En mai dernier, le président de la République, François Hollande, réclamait l’instauration d’un véritable « gouvernement économique européen », assis sur une meilleure coordination des politiques économiques des États de la zone euro, ainsi que sur un éventuel budget propre. Des efforts importants ont certes été réalisés ces dernières années: le budget européen, quoique faible, se réoriente progressivement vers l’innovation; le pacte de stabilité et de croissance a été revu pour éviter de nouveaux dérapages et permettre une surveillance plus globale des fragilités des économies européennes; le cadre de régulation financière a été profondément réformé, tandis que l’Union bancaire se fait progressivement.
Ce sont des progrès tangibles. Mais ils demeurent insuffisants pour permettre l’émergence d’un véritable gouvernement économique. Pourtant, la crise n’est pas derrière nous. Au pire, et comme le cas chypriote l’a montré, l’Europe reste vulnérable à tout nouveau choc de confiance sur la dette des États-membres, à une faillite bancaire, à une crise politique dans l’un de ses membres, à un ralentissement de l’économie mondiale, etc.
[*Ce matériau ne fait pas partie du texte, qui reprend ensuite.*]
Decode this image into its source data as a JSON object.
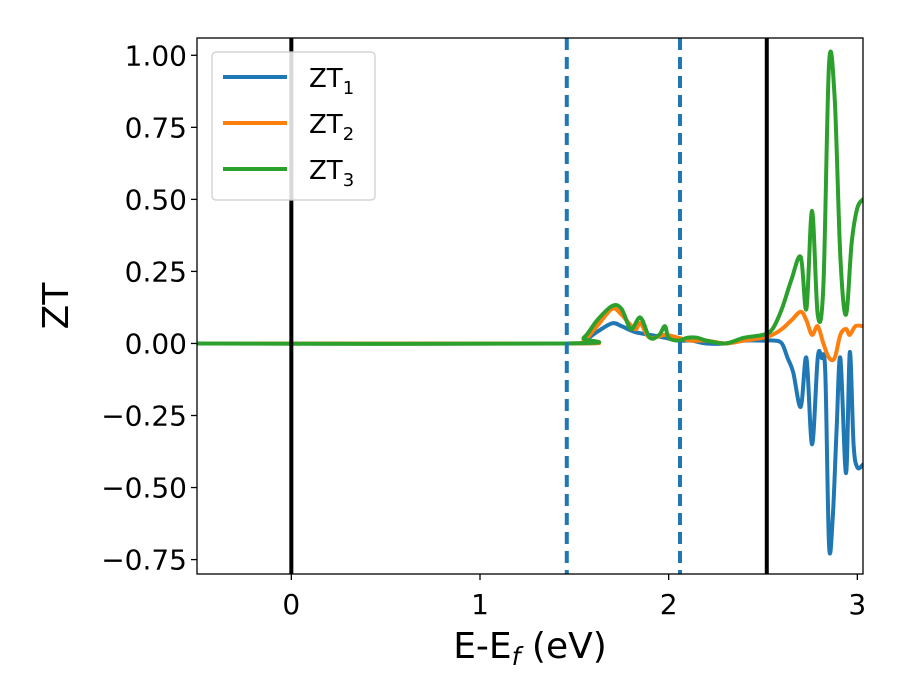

Au mieux, la croissance devrait être atone en 2013, et ne permettra donc pas de sortir du chômage les millions de personnes qui s’y trouvent.
Face à ces sombres perspectives, créer un gouvernement économique européen ne nécessite pas de saut fédéral ou de transferts importants de souveraineté des États vers les institutions européennes. Des mesures simples peuvent être adoptées sans changer les traités, et souvent en faisant seulement évoluer les pratiques, pour rendre les institutions plus agiles.
Il faudrait d’abord créer un véritable ministre des Finances européen, à la fois nommé à la tête de l’Eurogroupe et Commissaire européen. Il serait alors l’autorité incontestée pour les questions économiques et financières. Ensuite, il faudrait fusionner les postes de président de la Commission européenne et de président du Conseil européen. Le président de la Commission, légitimé par le suffrage universel puisque le traité de Lisbonne dispose qu’il sera désigné sur la base des résultats aux élections européennes, serait alors sans ambiguïté le chef de ce gouvernement.
La chaîne de décision ainsi clarifiée et légitimée, les recommandations de réformes adressées par le Conseil sur proposition de la Commission, et présentées devant le Parlement européen, constitueraient une véritable feuille de route pour les États. On pourrait alors enfin parler de gouvernement économique européen.
Ce gouvernement devrait d’abord achever les réformes en cours en matière de régulation financière pour repartir sur des bases saines et réamorcer la circulation des capitaux vers les projets qui en ont besoin, et sans distorsions entre les États membres.
Ensuite, il devrait poursuivre l’approfondissement du marché intérieur. Celui-ci représente un gisement de productivité et de croissance considérable. Les services représentent la majeure partie du PIB des pays de l’UE (près de 80 % en France): les gains à réaliser sont donc gigantesques. Pour les capitaux, les marchés sont encore essentiellement nationaux dès que l’on parle de financement des PME, des consommateurs, de l’assurance, etc. La liberté de circulation des personnes enfin demeure insuffisante, puisque seule une très faible minorité des travailleurs européens ne sont pas nés dans le pays où ils travaillent.
Créer un véritable gouvernement économique européen n’est pas un projet abstrait: cela peut au contraire se faire rapidement si la volonté politique est au rendez-vous, par un nombre limité de choix qui renforceraient considérablement la légitimité et l’efficacité de la décision à l’échelle européenne.